Konusu size çok basit gelmiş olabilir. Biz bu konuları dini kanallarda çok gördük diyebilirsiniz. Evet, doğru bu konuda katılıyorum size ancak hiçbir filmde bu kadar güzel görselliği bir arada yakalayamazsınız. Filmdeki her bir kare, bir fotoğraf albümüne baktığınızı düşündürüyor size. Fİlm kesinlikle görsel anlamda bir ziyafet. Yönetmenin hikayeyi anlatışı ise ayrı bir olay. Antoli’nin gün be gün yaşadığı rutinlik ekrana o kadar iyi yansıtılmış ki, aynı şeyleri izlerken sıkılmıyor üstüne üstlük olayın içinde kendinizi görüyormuş gibi hissediyorsunuz.
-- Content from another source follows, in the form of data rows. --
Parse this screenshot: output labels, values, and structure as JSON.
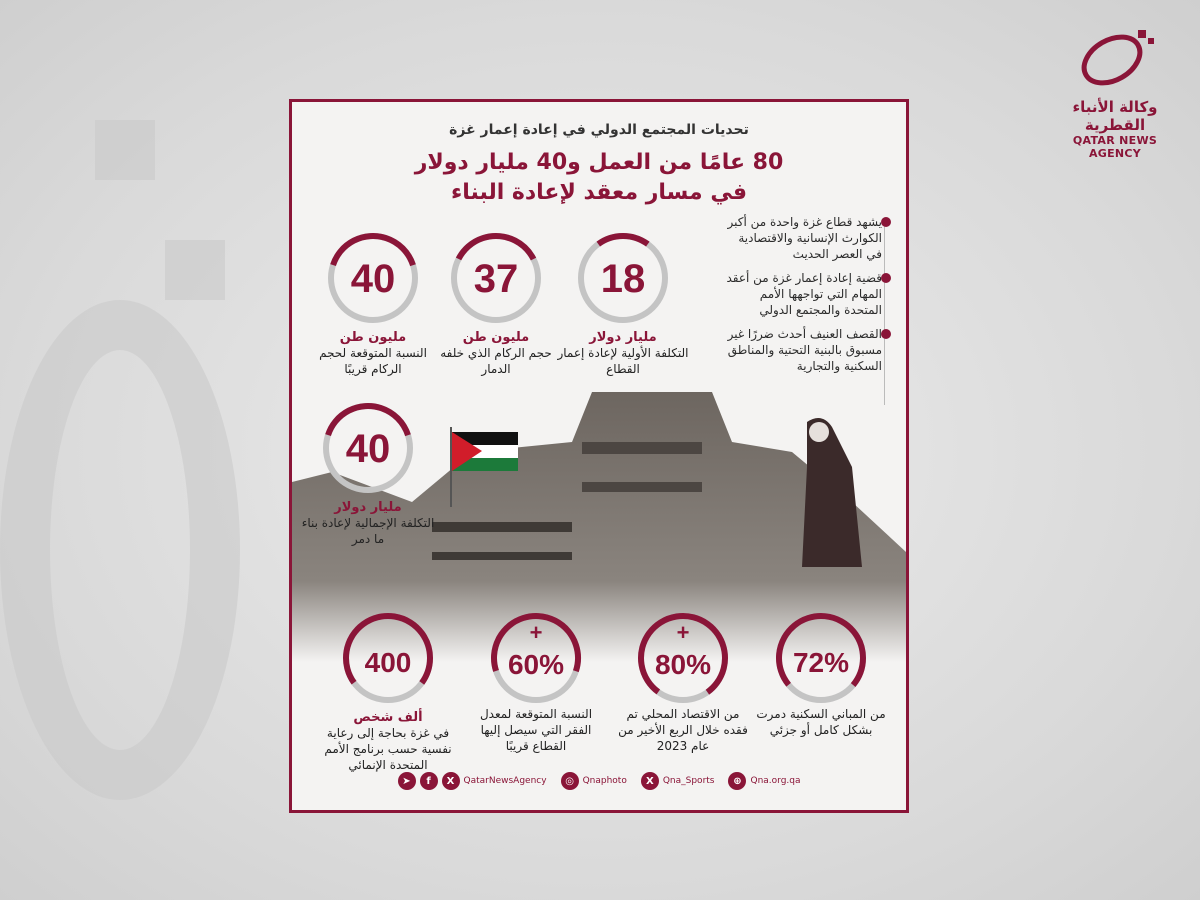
{
  "brand": {
    "name_ar": "وكالة الأنباء القطرية",
    "name_en": "QATAR NEWS AGENCY",
    "color": "#8a1538"
  },
  "header": {
    "subtitle": "تحديات المجتمع الدولي في إعادة إعمار غزة",
    "title_line1": "80 عامًا من العمل و40 مليار دولار",
    "title_line2": "في مسار معقد لإعادة البناء"
  },
  "bullets": [
    {
      "text": "يشهد قطاع غزة واحدة من أكبر الكوارث الإنسانية والاقتصادية في العصر الحديث"
    },
    {
      "text": "قضية إعادة إعمار غزة من أعقد المهام التي تواجهها الأمم المتحدة والمجتمع الدولي"
    },
    {
      "text": "القصف العنيف أحدث ضررًا غير مسبوق بالبنية التحتية والمناطق السكنية والتجارية"
    }
  ],
  "stats_top": [
    {
      "value": "18",
      "unit": "مليار دولار",
      "desc": "التكلفة الأولية لإعادة إعمار القطاع",
      "ring_fill": 0.2
    },
    {
      "value": "37",
      "unit": "مليون طن",
      "desc": "حجم الركام الذي خلفه الدمار",
      "ring_fill": 0.35
    },
    {
      "value": "40",
      "unit": "مليون طن",
      "desc": "النسبة المتوقعة لحجم الركام قريبًا",
      "ring_fill": 0.4
    }
  ],
  "stat_total": {
    "value": "40",
    "unit": "مليار دولار",
    "desc": "التكلفة الإجمالية لإعادة بناء ما دمر",
    "ring_fill": 0.4
  },
  "stats_bottom": [
    {
      "value": "72%",
      "prefix": "",
      "unit": "",
      "desc": "من المباني السكنية دمرت بشكل كامل أو جزئي",
      "ring_fill": 0.72
    },
    {
      "value": "80%",
      "prefix": "+",
      "unit": "",
      "desc": "من الاقتصاد المحلي تم فقده خلال الربع الأخير من عام 2023",
      "ring_fill": 0.8
    },
    {
      "value": "60%",
      "prefix": "+",
      "unit": "",
      "desc": "النسبة المتوقعة لمعدل الفقر التي سيصل إليها القطاع قريبًا",
      "ring_fill": 0.6
    },
    {
      "value": "400",
      "prefix": "",
      "unit": "ألف شخص",
      "desc": "في غزة بحاجة إلى رعاية نفسية حسب برنامج الأمم المتحدة الإنمائي",
      "ring_fill": 0.7
    }
  ],
  "footer": {
    "handle1": "QatarNewsAgency",
    "handle2": "Qnaphoto",
    "handle3": "Qna_Sports",
    "website": "Qna.org.qa",
    "icons": [
      "telegram-icon",
      "facebook-icon",
      "x-icon",
      "instagram-icon",
      "x-icon",
      "globe-icon"
    ]
  }
}
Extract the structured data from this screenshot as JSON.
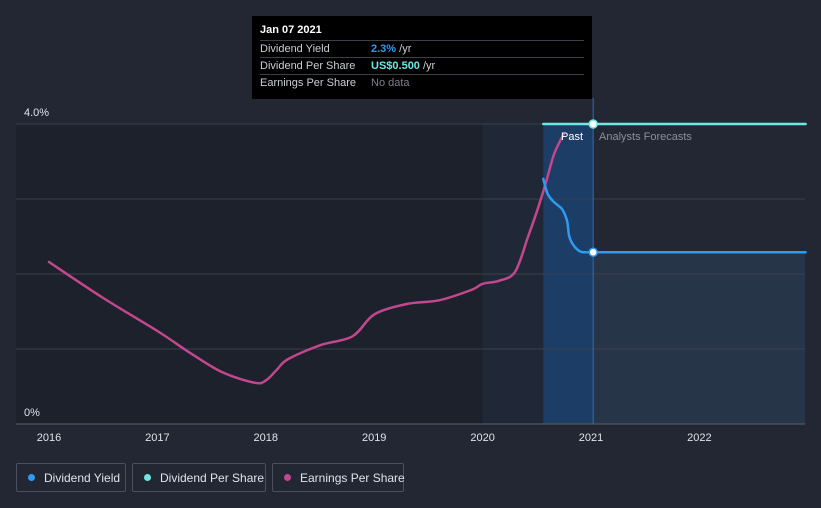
{
  "tooltip": {
    "date": "Jan 07 2021",
    "rows": [
      {
        "label": "Dividend Yield",
        "value": "2.3%",
        "unit": " /yr",
        "color": "#2e9bf0"
      },
      {
        "label": "Dividend Per Share",
        "value": "US$0.500",
        "unit": " /yr",
        "color": "#6ee7e3"
      },
      {
        "label": "Earnings Per Share",
        "value": "No data",
        "unit": "",
        "color": "#7b818c"
      }
    ]
  },
  "annotations": {
    "past": "Past",
    "forecast": "Analysts Forecasts"
  },
  "legend": [
    {
      "label": "Dividend Yield",
      "color": "#2e9bf0"
    },
    {
      "label": "Dividend Per Share",
      "color": "#6ee7e3"
    },
    {
      "label": "Earnings Per Share",
      "color": "#c2478f"
    }
  ],
  "chart_data": {
    "type": "line",
    "title": "",
    "xlabel": "",
    "ylabel": "",
    "xlim": [
      2016.0,
      2022.98
    ],
    "ylim": [
      0,
      4.0
    ],
    "yticks": [
      {
        "value": 4.0,
        "label": "4.0%"
      },
      {
        "value": 0,
        "label": "0%"
      }
    ],
    "xticks": [
      {
        "value": 2016,
        "label": "2016"
      },
      {
        "value": 2017,
        "label": "2017"
      },
      {
        "value": 2018,
        "label": "2018"
      },
      {
        "value": 2019,
        "label": "2019"
      },
      {
        "value": 2020,
        "label": "2020"
      },
      {
        "value": 2021,
        "label": "2021"
      },
      {
        "value": 2022,
        "label": "2022"
      }
    ],
    "grid": true,
    "past_region": [
      2020.0,
      2021.02
    ],
    "highlight_region": [
      2020.56,
      2021.02
    ],
    "current_date": 2021.02,
    "series": [
      {
        "name": "Dividend Yield",
        "color": "#2e9bf0",
        "x": [
          2020.56,
          2020.6,
          2020.65,
          2020.7,
          2020.74,
          2020.78,
          2020.8,
          2020.84,
          2020.9,
          2020.96,
          2021.02,
          2021.5,
          2022.0,
          2022.5,
          2022.98
        ],
        "y": [
          3.27,
          3.07,
          2.97,
          2.91,
          2.85,
          2.7,
          2.5,
          2.38,
          2.3,
          2.29,
          2.29,
          2.29,
          2.29,
          2.29,
          2.29
        ],
        "marker_at": 2021.02
      },
      {
        "name": "Dividend Per Share",
        "color": "#6ee7e3",
        "x": [
          2020.56,
          2021.02,
          2022.0,
          2022.98
        ],
        "y": [
          4.0,
          4.0,
          4.0,
          4.0
        ],
        "marker_at": 2021.02
      },
      {
        "name": "Earnings Per Share",
        "color": "#c2478f",
        "x": [
          2016.0,
          2016.5,
          2017.0,
          2017.3,
          2017.6,
          2017.9,
          2018.0,
          2018.1,
          2018.2,
          2018.5,
          2018.8,
          2019.0,
          2019.3,
          2019.6,
          2019.9,
          2020.0,
          2020.15,
          2020.3,
          2020.42,
          2020.5,
          2020.58,
          2020.66,
          2020.75
        ],
        "y": [
          2.16,
          1.68,
          1.24,
          0.95,
          0.69,
          0.55,
          0.58,
          0.72,
          0.86,
          1.05,
          1.17,
          1.46,
          1.6,
          1.65,
          1.79,
          1.87,
          1.91,
          2.03,
          2.5,
          2.83,
          3.2,
          3.6,
          3.87
        ]
      }
    ]
  }
}
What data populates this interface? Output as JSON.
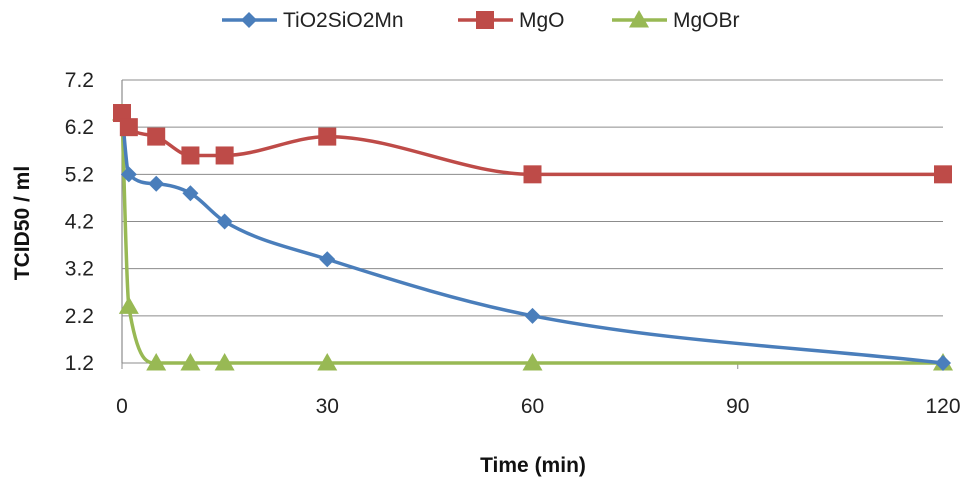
{
  "chart_data": {
    "type": "line",
    "title": "",
    "xlabel": "Time (min)",
    "ylabel": "TCID50 / ml",
    "xlim": [
      0,
      120
    ],
    "ylim": [
      1.2,
      7.2
    ],
    "xticks": [
      "0",
      "30",
      "60",
      "90",
      "120"
    ],
    "yticks": [
      "1.2",
      "2.2",
      "3.2",
      "4.2",
      "5.2",
      "6.2",
      "7.2"
    ],
    "grid": "horizontal",
    "legend_position": "top",
    "smooth": true,
    "series": [
      {
        "name": "TiO2SiO2Mn",
        "color": "#4a7ebb",
        "marker": "diamond",
        "x": [
          0,
          1,
          5,
          10,
          15,
          30,
          60,
          120
        ],
        "y": [
          6.5,
          5.2,
          5.0,
          4.8,
          4.2,
          3.4,
          2.2,
          1.2
        ]
      },
      {
        "name": "MgO",
        "color": "#be4b48",
        "marker": "square",
        "x": [
          0,
          1,
          5,
          10,
          15,
          30,
          60,
          120
        ],
        "y": [
          6.5,
          6.2,
          6.0,
          5.6,
          5.6,
          6.0,
          5.2,
          5.2
        ]
      },
      {
        "name": "MgOBr",
        "color": "#98b954",
        "marker": "triangle",
        "x": [
          0,
          1,
          5,
          10,
          15,
          30,
          60,
          120
        ],
        "y": [
          6.5,
          2.4,
          1.2,
          1.2,
          1.2,
          1.2,
          1.2,
          1.2
        ]
      }
    ]
  }
}
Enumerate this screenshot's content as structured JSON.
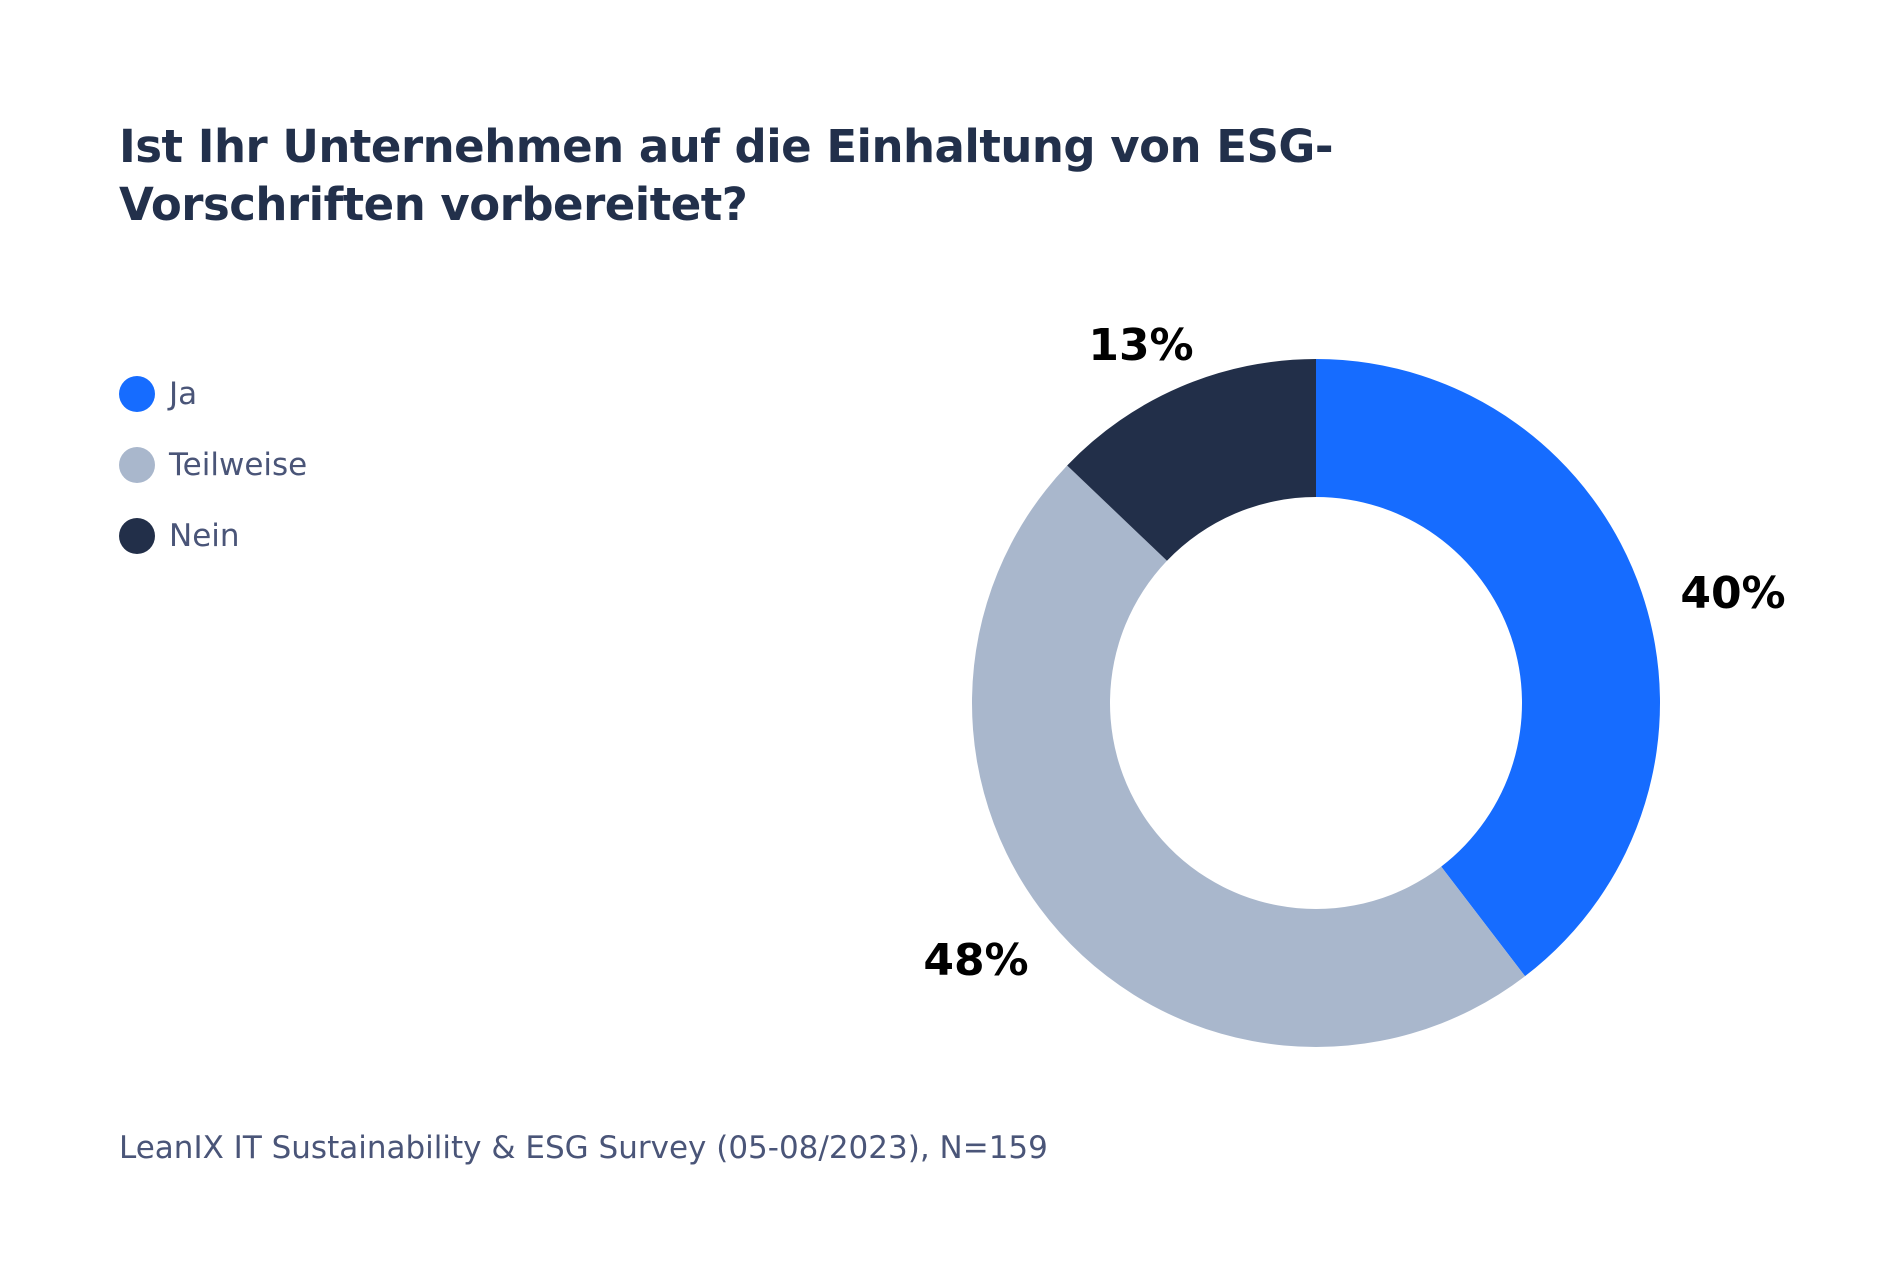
{
  "chart_data": {
    "type": "pie",
    "variant": "donut",
    "title": "Ist Ihr Unternehmen auf die Einhaltung von ESG-Vorschriften vorbereitet?",
    "legend_position": "left",
    "categories": [
      "Ja",
      "Teilweise",
      "Nein"
    ],
    "values": [
      40,
      48,
      13
    ],
    "labels": [
      "40%",
      "48%",
      "13%"
    ],
    "colors": [
      "#166cff",
      "#a9b7cc",
      "#222f49"
    ],
    "source": "LeanIX IT Sustainability & ESG Survey (05-08/2023), N=159"
  }
}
O rutinlik o kadar işliyor ki üzerinize Antoli’nin vicdan azabını sizde çekiyor ve bir an önce kurtulması için dua ediyorsunuz.
Film kesinlikle izlenmesi gereken yapımlar arasında…
Yönetmen:Pavel Lungin
Senarist: Dmitri Sobolev
Oyuncular:
Pyotr Mamonov | … | Peder Anatoli | |
Viktor Sukhorukov | … | Peder Filaret | |
Dmitriy Dyuzhev | … | Peder Iov | |
Yuriy Kuznetsov | … | Tikhon | |
Viktoriya Isakova | … | Nastya | |
Nina Usatova | … | Widow |
Linkler:
Siz ne düşünüyorsunuz?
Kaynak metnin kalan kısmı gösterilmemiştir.